Nembe explosion and the doubtful paradoxes
To start with, there has been a lot of reports on the Nembe explosion detailing what could best be described as ill-informed or sensational commentaries, lacking in rightness and truth.
Fresh facts emerging from credible sources have further discredited these ill-informed reports on the issue, which have been largely conflicting, inconsistent, and do not convey the correct position.
While it was first reported by some news platforms that over 50 people were killed and many more missing, this news has been outrightly disproved, as it was later discovered that no life was lost, and the missing people have been found.
Again, another allegation which held that the explosion was from a pipeline has been summarily negated, as statements earlier released by Aiteo have established that the explosion was from a well head, and not a pipeline. In fact, another statement made by the NNPC as a result of enquiries made by some groups has indicated that NNPC is not aware of any pipeline explosion in the Niger Delta.
While NOSDRA has accused Aiteo of trying to hide the cause of the explosion, alleging that Aiteo did not report the incidence to them within 24 hours as statutorily obligated, and refusing them access into the scene of the explosion; a close source has shown that this incident was reported by Aiteo to the agency within 24 hours of occurence, and a joint investigation visit is scheduled for later this week.
Besides, it is no news that the facility in question is a government facility, owned by NNPC, but operated by Aiteo as a joint venture partner. How then can Aiteo deny a government agency access to a facility owned by government? On whose behalf and privilege is Aiteo operating the facility if not by government as a joint venture partner?
Besides, it is not within the ambit of the law for NOSDRA to work in isolation without embarking on joint investigation with other necessary government agencies.
NOSDRA is charged with ensuring a safe, timely, effective and appropriate response to disastrous oil pollution and identifying high-risk and priority areas for protection and clean up, it does not have the locus standi to go on individual enquiry, except on a combined investigation team made up of other government agency including DPR amongst others.

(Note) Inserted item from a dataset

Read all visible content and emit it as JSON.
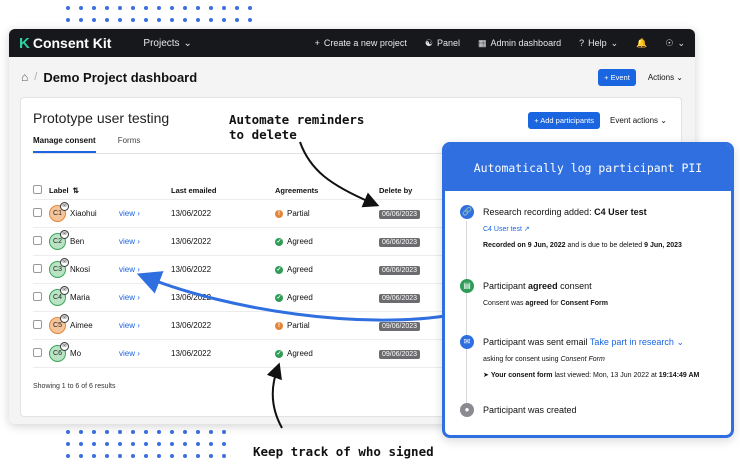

Why then should NOSDRA accuse Aiteo of refusing them entry when this was clearly not the case? On what basis would NOSDRA take a unilateral decision to investigate the case on its own, without recourse to the statutorily prescribed model?
The emerging paradoxes from this story point at the fact that there is a libellous drive to achieve narrow motives. And although, it is not clear who are the people behind this smear campaign, enough proof from the various misrepresentation of facts contained in the reports and commentaries earlier issued makes it clear that the smear campaign has been a self-sustaining one.
The questions, therefore, is who are the people behind such defamatory plots? Why are they doing what they do? What is the motive behind their plan and what do they want?
Until we begin to provide answers to all these questions painstakingly, we may never arrive at who the real villains of the Nembe explosion really are and what next they have in store for the country.
Eyo-Honesty is a public affair analyst based in Eket, Akwa-Ibom state.